Published: 2021-02-15 17:17
Last Updated: 2021-02-28 11:14
According to the Iraqi Health Minister Hassan Al-Tamimi Monday, Iraq is set to reimpose a partial lockdown until the beginning of March after detecting the British COVID-19 strain among citizens, including children.
Tamimi told reporters that “government labs showed genetic mutations in the COVID-19 strain, detecting the new fast-spreading strain in Iraq.”
He announced that the strain was detected in several Iraqi children, however, he did not mention how many people were infected with the strain.
The British COVID-19 strain first emerged in the UK in September 2020.
Notably, Iraq has been among the countries most affected by the coronavirus in the Middle East, with over 640,000 reported cases and 13,000 deaths.
However, Iraq saw a remarkable drop in daily cases following a infection spike in September with around 5,000 new cases per day. Unfortunately, numbers have been slowly rising once more. Monday, Iraq recorded 2,798 COVID-19 cases.

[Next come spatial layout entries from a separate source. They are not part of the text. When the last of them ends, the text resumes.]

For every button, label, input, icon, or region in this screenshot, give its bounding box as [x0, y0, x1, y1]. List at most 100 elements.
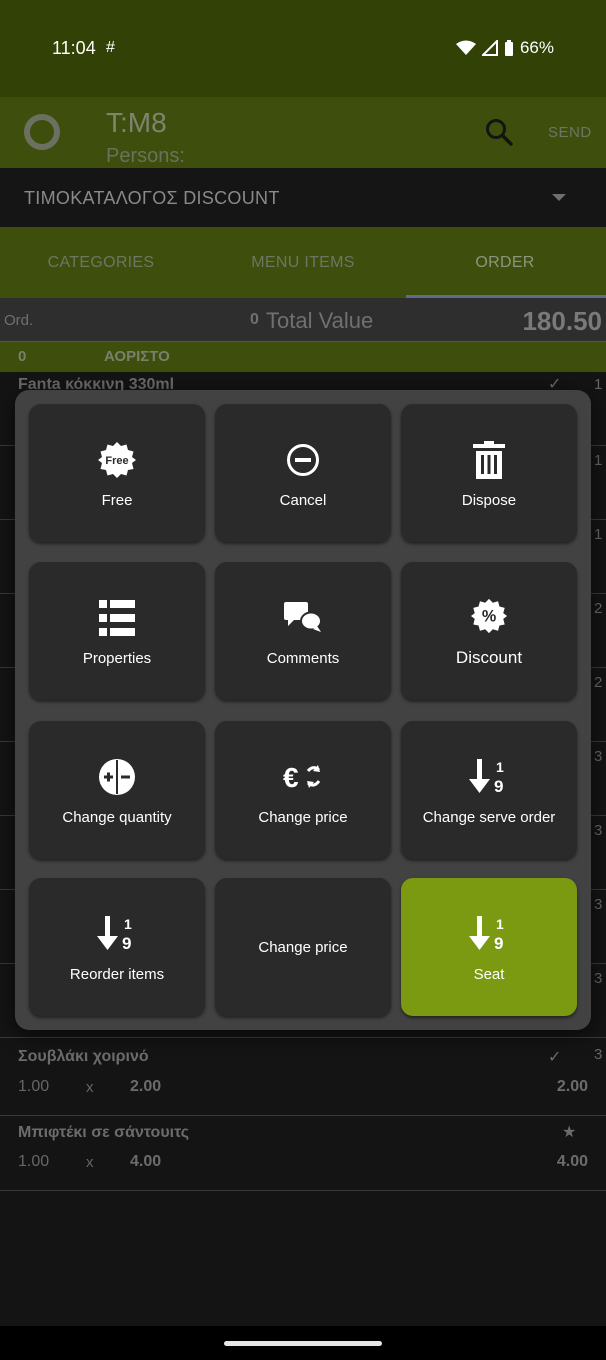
times-sign: x — [86, 1079, 94, 1096]
seat-number: 3 — [594, 896, 603, 913]
tab-menu-items[interactable]: MENU ITEMS — [202, 227, 404, 298]
comments-label: Comments — [266, 649, 340, 667]
change-serve-order-label: Change serve order — [422, 808, 556, 826]
digit-one: 1 — [124, 916, 132, 932]
seat-number: 3 — [594, 822, 603, 839]
dispose-button[interactable]: Dispose — [401, 404, 577, 542]
status-bar: 11:04 # 66% — [0, 0, 606, 97]
price-list-selected: ΤΙΜΟΚΑΤΑΛΟΓΟΣ DISCOUNT — [24, 188, 280, 208]
percent-badge-icon: % — [467, 594, 511, 638]
item-name: Σουβλάκι χοιρινό — [18, 1048, 149, 1065]
seat-button[interactable]: 19 Seat — [401, 878, 577, 1016]
trash-icon — [467, 438, 511, 482]
discount-label: Discount — [455, 648, 523, 667]
battery-icon — [504, 39, 513, 56]
minus-circle-icon — [281, 438, 325, 482]
change-price-label: Change price — [258, 938, 348, 956]
status-time: 11:04 — [52, 38, 96, 58]
star-icon: ★ — [562, 1124, 577, 1141]
price-list-dropdown[interactable]: ΤΙΜΟΚΑΤΑΛΟΓΟΣ DISCOUNT — [0, 168, 606, 227]
change-price-button[interactable]: € Change price — [215, 721, 391, 859]
plus-minus-icon — [95, 755, 139, 799]
cancel-button[interactable]: Cancel — [215, 404, 391, 542]
comments-button[interactable]: Comments — [215, 562, 391, 700]
order-summary: Ord. 0 Total Value 180.50 — [0, 298, 606, 342]
digit-nine: 9 — [122, 934, 131, 952]
properties-button[interactable]: Properties — [29, 562, 205, 700]
item-total: 2.00 — [556, 1078, 588, 1095]
signal-icon — [481, 40, 498, 56]
seat-number: 1 — [594, 452, 603, 469]
dropdown-arrow-icon — [552, 194, 566, 201]
sort-numeric-icon: 19 — [467, 912, 511, 956]
table-title: T:M8 — [106, 107, 167, 138]
times-sign: x — [86, 1154, 94, 1171]
change-quantity-label: Change quantity — [62, 808, 172, 826]
svg-text:€: € — [283, 762, 299, 793]
tab-bar: CATEGORIES MENU ITEMS ORDER — [0, 227, 606, 298]
seat-label: Seat — [473, 965, 505, 983]
reorder-items-button[interactable]: 19 Reorder items — [29, 878, 205, 1016]
reorder-items-label: Reorder items — [69, 965, 165, 983]
search-icon[interactable] — [484, 117, 514, 147]
seat-number: 2 — [594, 600, 603, 617]
change-price-label: Change price — [258, 808, 348, 826]
digit-nine: 9 — [494, 777, 503, 795]
sort-numeric-icon: 19 — [95, 912, 139, 956]
battery-level: 66% — [519, 38, 554, 57]
app-bar: T:M8 Persons: SEND — [0, 97, 606, 168]
item-actions-dialog: Free Free Cancel Dispose Properties Comm… — [15, 390, 591, 1030]
slack-icon: # — [106, 39, 115, 56]
seat-number: 2 — [594, 674, 603, 691]
seat-number: 3 — [594, 970, 603, 987]
digit-one: 1 — [496, 916, 504, 932]
item-qty: 1.00 — [18, 1153, 50, 1170]
seat-number: 1 — [594, 376, 603, 393]
seat-number: 1 — [594, 526, 603, 543]
svg-text:%: % — [482, 608, 496, 626]
cancel-label: Cancel — [279, 491, 327, 509]
seat-number: 3 — [594, 748, 603, 765]
persons-label: Persons: — [106, 145, 185, 167]
digit-nine: 9 — [494, 934, 503, 952]
order-row[interactable]: Σουβλάκι χοιρινό ✓ 3 1.00 x 2.00 2.00 — [0, 1042, 606, 1116]
seat-number: 3 — [594, 1046, 603, 1063]
comments-icon — [281, 596, 325, 640]
item-qty: 1.00 — [18, 1078, 50, 1095]
group-header: 0 ΑΟΡΙΣΤΟ — [0, 342, 606, 372]
total-value: 180.50 — [522, 306, 602, 336]
app-logo-icon[interactable] — [24, 114, 60, 150]
wifi-icon — [455, 40, 476, 55]
change-serve-order-button[interactable]: 19 Change serve order — [401, 721, 577, 859]
item-name: Μπιφτέκι σε σάντουιτς — [18, 1124, 190, 1141]
group-name: ΑΟΡΙΣΤΟ — [104, 348, 170, 365]
sort-numeric-icon: 19 — [467, 755, 511, 799]
system-nav-bar — [0, 1326, 606, 1360]
home-gesture-handle[interactable] — [224, 1341, 382, 1346]
order-count: 0 — [250, 311, 259, 328]
group-number: 0 — [18, 348, 27, 365]
free-badge-text: Free — [105, 455, 128, 467]
properties-label: Properties — [82, 649, 152, 667]
item-price: 4.00 — [130, 1153, 162, 1170]
tab-order[interactable]: ORDER — [404, 227, 606, 298]
change-quantity-button[interactable]: Change quantity — [29, 721, 205, 859]
list-icon — [95, 596, 139, 640]
free-badge-icon: Free — [95, 438, 139, 482]
ord-label: Ord. — [4, 312, 34, 329]
change-price-button-2[interactable]: Change price — [215, 878, 391, 1016]
order-row[interactable]: Μπιφτέκι σε σάντουιτς ★ 1.00 x 4.00 4.00 — [0, 1116, 606, 1191]
check-icon: ✓ — [548, 1049, 562, 1066]
item-price: 2.00 — [130, 1078, 162, 1095]
free-label: Free — [101, 491, 133, 509]
send-button[interactable]: SEND — [548, 124, 592, 141]
item-total: 4.00 — [556, 1153, 588, 1170]
euro-exchange-icon: € — [281, 755, 325, 799]
digit-one: 1 — [496, 759, 504, 775]
total-value-label: Total Value — [266, 308, 374, 333]
dispose-label: Dispose — [461, 491, 517, 509]
discount-button[interactable]: % Discount — [401, 562, 577, 700]
free-button[interactable]: Free Free — [29, 404, 205, 542]
status-indicators: 66% — [455, 38, 554, 58]
tab-categories[interactable]: CATEGORIES — [0, 227, 202, 298]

However, daily deaths remained somewhat 'low,' with only six deaths confirmed Monday in comparison to the country peaking at around 70 deaths per day in September.
The rise in COVID-19 cases has prompted Iraqi authorities to reimpose stricter health measures to tackle the pandemic, including obligatory mask-wearing in public places with fines reaching IQD 25,000 (JD 12.15) for violators.
Starting Thursday, a curfew will be imposed from 8pm until 5am, in addition to a total lockdown on Fridays, Saturdays, and Sundays.
These measures will remain in place during Pope Francis’ historic visit March 5-8, which will include trips to Baghdad and Mosul. Iraqi officials told AFP on Monday they were still proceeding with the visit as planned.